Strangely enough, I had always felt a touch more culture shock in England because the little differences always crept up on me rather unexpectedly. Still, I'm getting a crash course reminder in just how difficult it was for me to adjust to Amsterdam the first time.
If you're a tourist, Amsterdam is wonderful. It's gorgeous, laid back, clean and friendly. If you live here, it's all of those things, plus food stores. Food stores are a trial. If you ever move to a country for which English is not the first language (or even an option), then you had better learn to cook. By cook, I don't mean opening a tin and heating the sludge inside. I mean learning to really cook. Tomatoes aren't just something to slice up for a hamburger or salad, they're an ingredient. This makes them more versatile for a few reasons:
- Buying raw ingredients is cheaper
- Buying raw ingredients means you have full control over what you're making
- Buying raw ingredients means that tin of corned beef hash isn't actually Geriatric Kitty Food
Trust me, you want to learn how to cook. When you buy some broccoli, you know it's broccoli. When you buy a tin of something which looks like stew, it's a crapshoot.

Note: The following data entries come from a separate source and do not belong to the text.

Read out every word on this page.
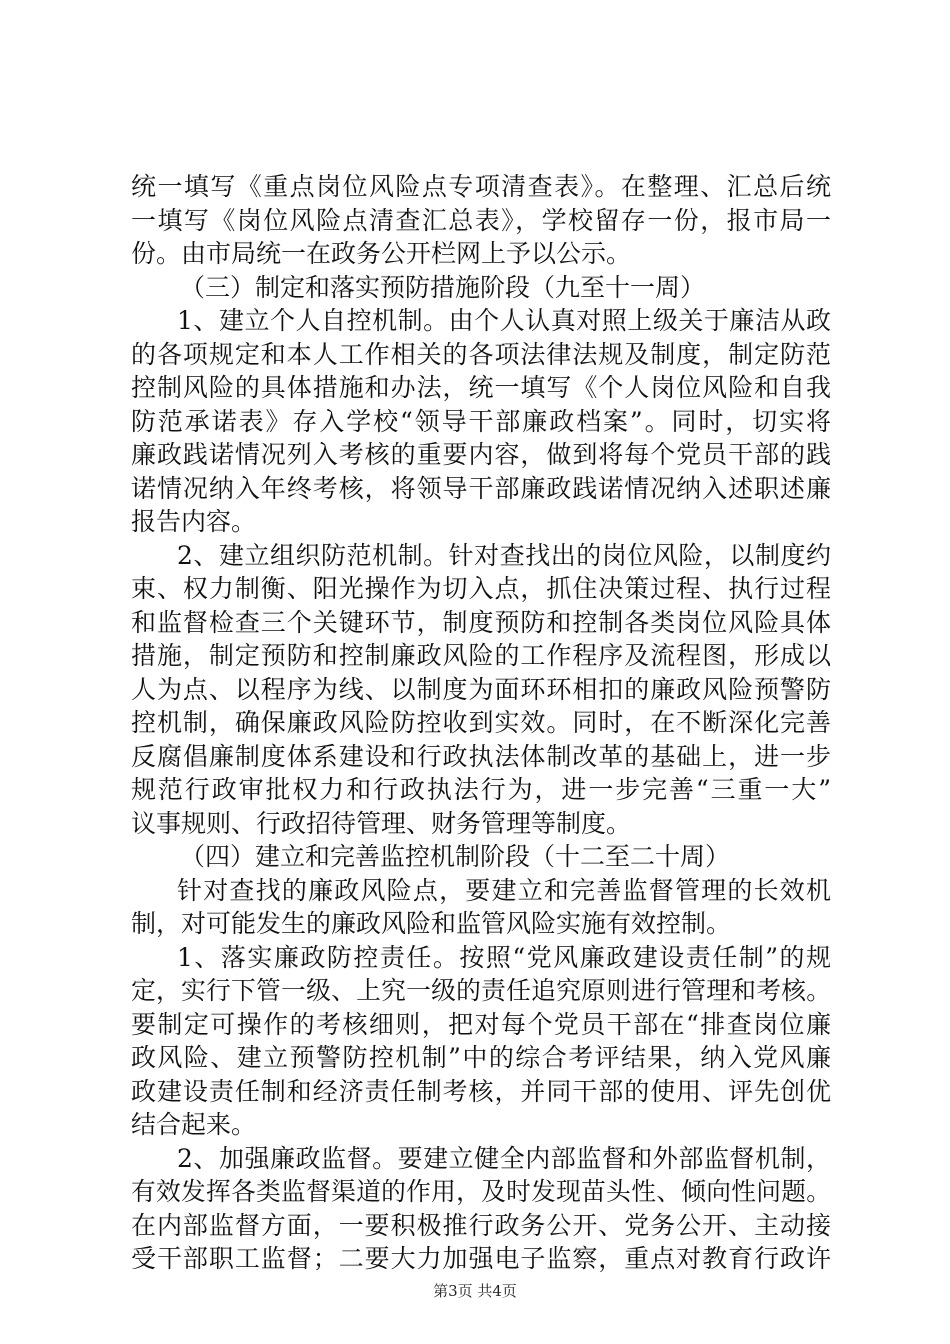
统一填写《重点岗位风险点专项清查表》。在整理、汇总后统
一填写《岗位风险点清查汇总表》，学校留存一份，报市局一
份。由市局统一在政务公开栏网上予以公示。
（三）制定和落实预防措施阶段（九至十一周）
1、建立个人自控机制。由个人认真对照上级关于廉洁从政
的各项规定和本人工作相关的各项法律法规及制度，制定防范
控制风险的具体措施和办法，统一填写《个人岗位风险和自我
防范承诺表》存入学校“领导干部廉政档案”。同时，切实将
廉政践诺情况列入考核的重要内容，做到将每个党员干部的践
诺情况纳入年终考核，将领导干部廉政践诺情况纳入述职述廉
报告内容。
2、建立组织防范机制。针对查找出的岗位风险，以制度约
束、权力制衡、阳光操作为切入点，抓住决策过程、执行过程
和监督检查三个关键环节，制度预防和控制各类岗位风险具体
措施，制定预防和控制廉政风险的工作程序及流程图，形成以
人为点、以程序为线、以制度为面环环相扣的廉政风险预警防
控机制，确保廉政风险防控收到实效。同时，在不断深化完善
反腐倡廉制度体系建设和行政执法体制改革的基础上，进一步
规范行政审批权力和行政执法行为，进一步完善“三重一大”
议事规则、行政招待管理、财务管理等制度。
（四）建立和完善监控机制阶段（十二至二十周）
针对查找的廉政风险点，要建立和完善监督管理的长效机
制，对可能发生的廉政风险和监管风险实施有效控制。
1、落实廉政防控责任。按照“党风廉政建设责任制”的规
定，实行下管一级、上究一级的责任追究原则进行管理和考核。
要制定可操作的考核细则，把对每个党员干部在“排查岗位廉
政风险、建立预警防控机制”中的综合考评结果，纳入党风廉
政建设责任制和经济责任制考核，并同干部的使用、评先创优
结合起来。
2、加强廉政监督。要建立健全内部监督和外部监督机制，
有效发挥各类监督渠道的作用，及时发现苗头性、倾向性问题。
在内部监督方面，一要积极推行政务公开、党务公开、主动接
受干部职工监督；二要大力加强电子监察，重点对教育行政许
第3页 共4页
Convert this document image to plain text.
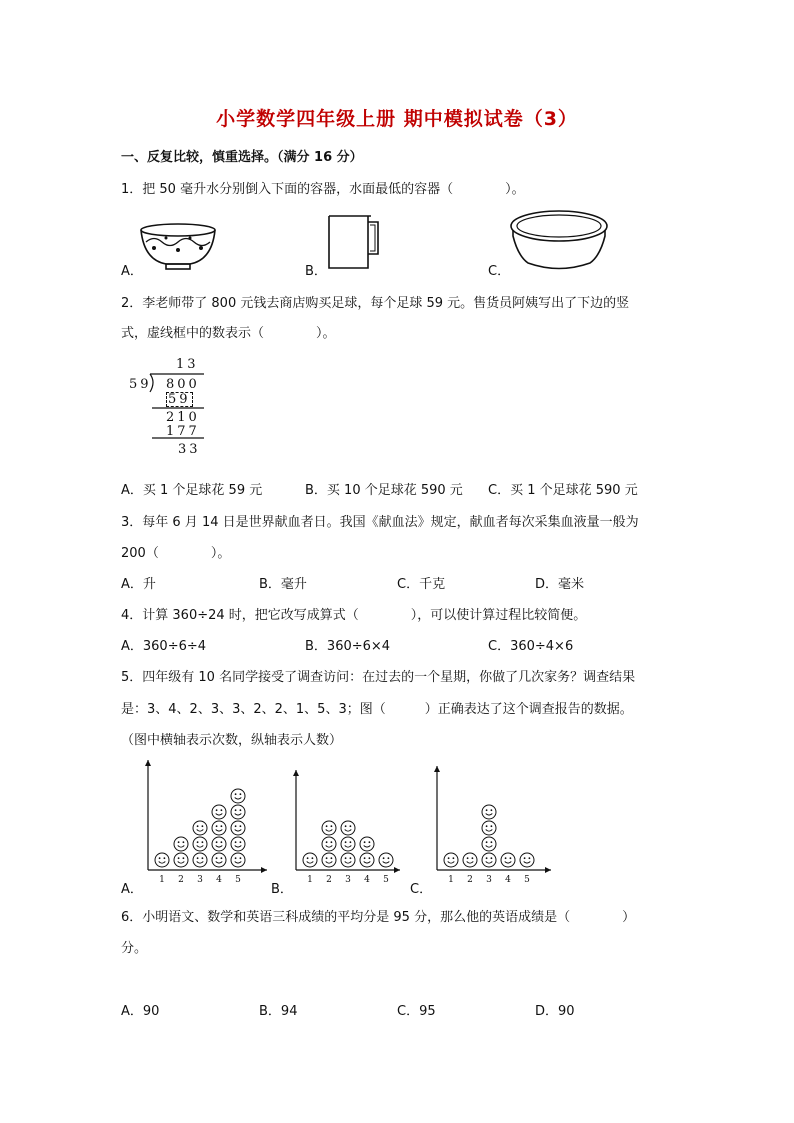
小学数学四年级上册 期中模拟试卷（3）
一、反复比较，慎重选择。（满分 16 分）
1．把 50 毫升水分别倒入下面的容器，水面最低的容器（　　　　）。
A．	B．	C．
2．李老师带了 800 元钱去商店购买足球，每个足球 59 元。售货员阿姨写出了下边的竖
式，虚线框中的数表示（　　　　）。
13
59 800
59
210
177
33
A．买 1 个足球花 59 元	B．买 10 个足球花 590 元 C．买 1 个足球花 590 元
3．每年 6 月 14 日是世界献血者日。我国《献血法》规定，献血者每次采集血液量一般为
200（　　　　）。
A．升	B．毫升	C．千克	D．毫米
4．计算 360÷24 时，把它改写成算式（　　　　），可以使计算过程比较简便。
A．360÷6÷4	B．360÷6×4	C．360÷4×6
5．四年级有 10 名同学接受了调查访问：在过去的一个星期，你做了几次家务？调查结果
是：3、4、2、3、3、2、2、1、5、3；图（　　　）正确表达了这个调查报告的数据。
（图中横轴表示次数，纵轴表示人数）
1 2 3 4 5	1 2 3 4 5	1 2 3 4 5
A．	B．	C．
6．小明语文、数学和英语三科成绩的平均分是 95 分，那么他的英语成绩是（　　　　）
分。
A．90	B．94	C．95	D．90
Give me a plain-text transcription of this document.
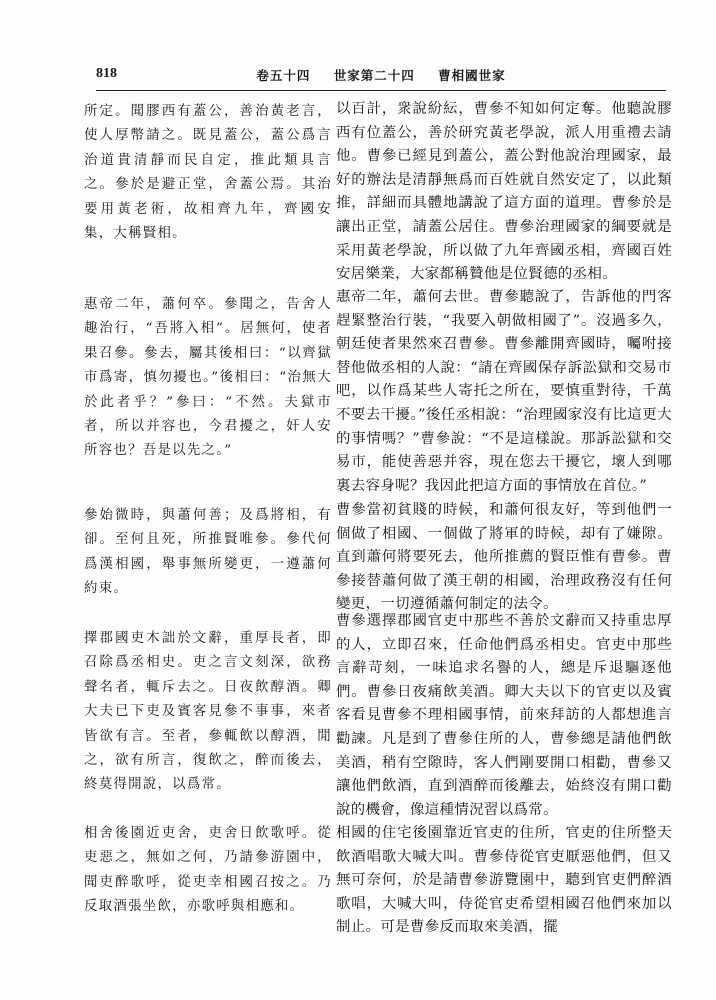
818	卷五十四 世家第二十四 曹相國世家

所定。聞膠西有蓋公，善治黃老言，使人厚幣請之。既見蓋公，蓋公爲言治道貴清靜而民自定，推此類具言之。參於是避正堂，舍蓋公焉。其治要用黃老術，故相齊九年，齊國安集，大稱賢相。

惠帝二年，蕭何卒。參聞之，告舍人趣治行，“吾將入相”。居無何，使者果召參。參去，屬其後相曰：“以齊獄市爲寄，慎勿擾也。”後相曰：“治無大於此者乎？”參曰：“不然。夫獄市者，所以并容也，今君擾之，奸人安所容也？吾是以先之。”

參始微時，與蕭何善；及爲將相，有卻。至何且死，所推賢唯參。參代何爲漢相國，舉事無所變更，一遵蕭何約束。

擇郡國吏木詘於文辭，重厚長者，即召除爲丞相史。吏之言文刻深，欲務聲名者，輒斥去之。日夜飲醇酒。卿大夫已下吏及賓客見參不事事，來者皆欲有言。至者，參輒飲以醇酒，閒之，欲有所言，復飲之，醉而後去，終莫得開說，以爲常。

相舍後園近吏舍，吏舍日飲歌呼。從吏惡之，無如之何，乃請參游園中，聞吏醉歌呼，從吏幸相國召按之。乃反取酒張坐飲，亦歌呼與相應和。

以百計，衆說紛紜，曹參不知如何定奪。他聽說膠西有位蓋公，善於研究黃老學說，派人用重禮去請他。曹參已經見到蓋公，蓋公對他說治理國家，最好的辦法是清靜無爲而百姓就自然安定了，以此類推，詳細而具體地講說了這方面的道理。曹參於是讓出正堂，請蓋公居住。曹參治理國家的綱要就是采用黃老學說，所以做了九年齊國丞相，齊國百姓安居樂業，大家都稱贊他是位賢德的丞相。

惠帝二年，蕭何去世。曹參聽說了，告訴他的門客趕緊整治行裝，“我要入朝做相國了”。沒過多久，朝廷使者果然來召曹參。曹參離開齊國時，囑咐接替他做丞相的人說：“請在齊國保存訴訟獄和交易市吧，以作爲某些人寄托之所在，要慎重對待，千萬不要去干擾。”後任丞相說：“治理國家沒有比這更大的事情嗎？”曹參說：“不是這樣說。那訴訟獄和交易市，能使善惡并容，現在您去干擾它，壞人到哪裏去容身呢？我因此把這方面的事情放在首位。”

曹參當初貧賤的時候，和蕭何很友好，等到他們一個做了相國、一個做了將軍的時候，却有了嫌隙。直到蕭何將要死去，他所推薦的賢臣惟有曹參。曹參接替蕭何做了漢王朝的相國，治理政務沒有任何變更，一切遵循蕭何制定的法令。

曹參選擇郡國官吏中那些不善於文辭而又持重忠厚的人，立即召來，任命他們爲丞相史。官吏中那些言辭苛刻，一味追求名譽的人，總是斥退驅逐他們。曹參日夜痛飲美酒。卿大夫以下的官吏以及賓客看見曹參不理相國事情，前來拜訪的人都想進言勸諫。凡是到了曹參住所的人，曹參總是請他們飲美酒，稍有空隙時，客人們剛要開口相勸，曹參又讓他們飲酒，直到酒醉而後離去，始終沒有開口勸說的機會，像這種情況習以爲常。

相國的住宅後園靠近官吏的住所，官吏的住所整天飲酒唱歌大喊大叫。曹參侍從官吏厭惡他們，但又無可奈何，於是請曹參游覽園中，聽到官吏們醉酒歌唱，大喊大叫，侍從官吏希望相國召他們來加以制止。可是曹參反而取來美酒，擺
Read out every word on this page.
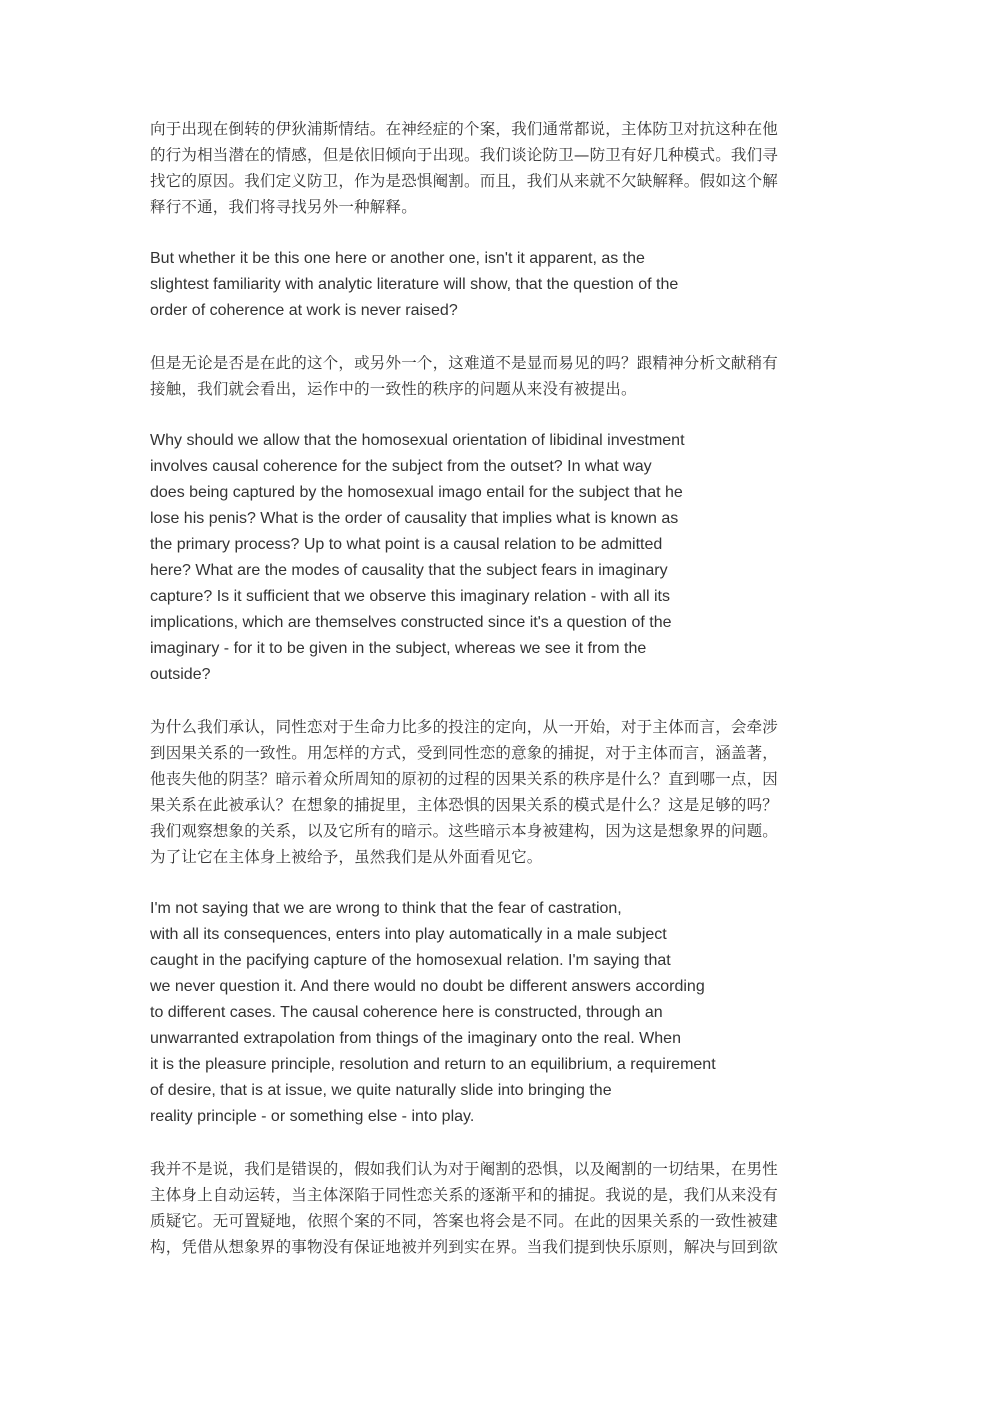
向于出现在倒转的伊狄浦斯情结。在神经症的个案，我们通常都说，主体防卫对抗这种在他
的行为相当潜在的情感，但是依旧倾向于出现。我们谈论防卫—防卫有好几种模式。我们寻
找它的原因。我们定义防卫，作为是恐惧阉割。而且，我们从来就不欠缺解释。假如这个解
释行不通，我们将寻找另外一种解释。

But whether it be this one here or another one, isn't it apparent, as the
slightest familiarity with analytic literature will show, that the question of the
order of coherence at work is never raised?

但是无论是否是在此的这个，或另外一个，这难道不是显而易见的吗？跟精神分析文献稍有
接触，我们就会看出，运作中的一致性的秩序的问题从来没有被提出。

Why should we allow that the homosexual orientation of libidinal investment
involves causal coherence for the subject from the outset? In what way
does being captured by the homosexual imago entail for the subject that he
lose his penis? What is the order of causality that implies what is known as
the primary process? Up to what point is a causal relation to be admitted
here? What are the modes of causality that the subject fears in imaginary
capture? Is it sufficient that we observe this imaginary relation - with all its
implications, which are themselves constructed since it's a question of the
imaginary - for it to be given in the subject, whereas we see it from the
outside?

为什么我们承认，同性恋对于生命力比多的投注的定向，从一开始，对于主体而言，会牵涉
到因果关系的一致性。用怎样的方式，受到同性恋的意象的捕捉，对于主体而言，涵盖著，
他丧失他的阴茎？暗示着众所周知的原初的过程的因果关系的秩序是什么？直到哪一点，因
果关系在此被承认？在想象的捕捉里，主体恐惧的因果关系的模式是什么？这是足够的吗？
我们观察想象的关系，以及它所有的暗示。这些暗示本身被建构，因为这是想象界的问题。
为了让它在主体身上被给予，虽然我们是从外面看见它。

I'm not saying that we are wrong to think that the fear of castration,
with all its consequences, enters into play automatically in a male subject
caught in the pacifying capture of the homosexual relation. I'm saying that
we never question it. And there would no doubt be different answers according
to different cases. The causal coherence here is constructed, through an
unwarranted extrapolation from things of the imaginary onto the real. When
it is the pleasure principle, resolution and return to an equilibrium, a requirement
of desire, that is at issue, we quite naturally slide into bringing the
reality principle - or something else - into play.

我并不是说，我们是错误的，假如我们认为对于阉割的恐惧，以及阉割的一切结果，在男性
主体身上自动运转，当主体深陷于同性恋关系的逐渐平和的捕捉。我说的是，我们从来没有
质疑它。无可置疑地，依照个案的不同，答案也将会是不同。在此的因果关系的一致性被建
构，凭借从想象界的事物没有保证地被并列到实在界。当我们提到快乐原则，解决与回到欲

Fortunately, I have a couple of advantages. First, Dutch is the language closest to English¹. Second, I speak a fair amount of French and many French words have crossed over into Dutch (and many foods are also marketed to Belgium, so it's often marked with French). Combine this with the knowledge of a few Dutch words and you really have an advantage in shopping. Case in point:
Moving along finds me typing this up while trying to make a spaghetti bolognese for Leïla, but struggling with ingredients. The spices are tijm, oregano, and basilicum, which isn't too bad. However, the rest is rode wijn, ui, knoflook, champignons, rundergehakt, zout, and peper. I think it will be OK, but even the most basic shopping is a brutal reminder that I truly have arrived in Europe in a way that I never could be in the UK.
1. Actually, you'll find Frisian to be the closest spoken language to English, but Dutch is the closest language which you've actually heard of.